We are remembering Mercy today. I met Mercy when I met her mommy, Allison, while researching child loss resources in the Denton County area. Allison and her family established Team Mercy in memory of Mercy, in which they help to assist grieving child loss families, specifically the siblings, through one of life’s most difficult tragedies, by providing funding for an existing activity for those siblings through Mercy’s Gift. This is Mercy’s Story….
Mercy Elizabeth Whitfield
September 8, 2011 – September 21, 2011
“At 16 weeks I was sent to the Maternal Fetal Medicine Doctor to have everything checked out… This ultrasound started out as all the others, and then took a turn. We were whisked down the hall to the Pediatric Cardiologist and given another ultrasound. After what seemed like an eternity of silence on the part of the technician and doctor, probably 25 minutes, a doctor came in with a chart of the heart and explained the heart defect our daughter has and how she was planning on fixing it after her birth. Then back to the maternal fetal doc. He says he would like to see us again, and was encourage an amniocentesis to rule out genetic disorders such as trisomy 13, 18, and 21. The results came back with trisomy 13. We are told the survival rate to term and after are more than poor. We are given three options to terminate, induce labor or carry as far to term as possible and deliver. We chose option 3. Mercy was successfully carried to term, and born via c-section September 8, 2011. She lived for 13 days. Like many parents given a fatal diagnosis I became fixated on what I could do. I could not change her DNA but I could decide how I would value her life. We planned for Mercy but we also planned for our other children. We chose to carry the pregnancy like it was any other and to find joy in each opportunity, #MercyEverywhere.
I miss having Mercy here. I miss the time at the kitchen table with all 4 kids. I miss discovering if she and her sister would be more alike or more different. I miss her presence. I allow myself to be sad. I move forward by embracing the sad and celebrating the good. We strive to acknowledge our children’s grief for their sister in each age and stage of their lives. We also want them to feel equally valued, loved, and cared for.
Emotionally, each of us is different and each of us process grief in our individual ways. There is not one way to define how our grief can be seen, physically or emotionally. But it is there. We acknowledge it, embrace it, and move forward with it.

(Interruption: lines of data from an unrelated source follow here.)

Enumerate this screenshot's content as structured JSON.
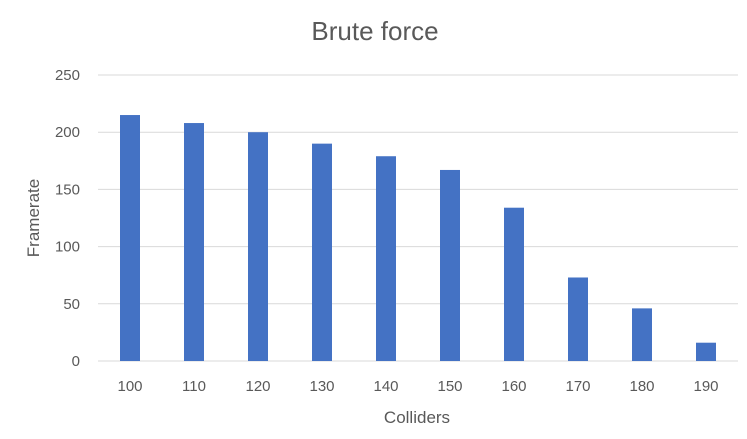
{
  "chart_data": {
    "type": "bar",
    "title": "Brute force",
    "xlabel": "Colliders",
    "ylabel": "Framerate",
    "categories": [
      "100",
      "110",
      "120",
      "130",
      "140",
      "150",
      "160",
      "170",
      "180",
      "190"
    ],
    "series": [
      {
        "values": [
          215,
          208,
          200,
          190,
          179,
          167,
          134,
          73,
          46,
          16
        ],
        "color": "#4472C4"
      }
    ],
    "ylim": [
      0,
      250
    ],
    "yticks": [
      0,
      50,
      100,
      150,
      200,
      250
    ],
    "grid": true,
    "legend": "none"
  }
}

We were gifted the advice and financial ability to keep our other children’s lives as normal as possible while they learned their new normal of life with and then without a sibling. That normalcy was of the greatest value. We hope and desire that for all children who experience the death of a sibling. In our journey and through the experiences of our children, we formed Team Mercy. Team Mercy provides Grief Packets for families as well as funding healthy grieving activities for the children while learning their new “normal” through Mercy’s Gift.
I am thankful for the presence of the Rhett Sullivan Foundation.”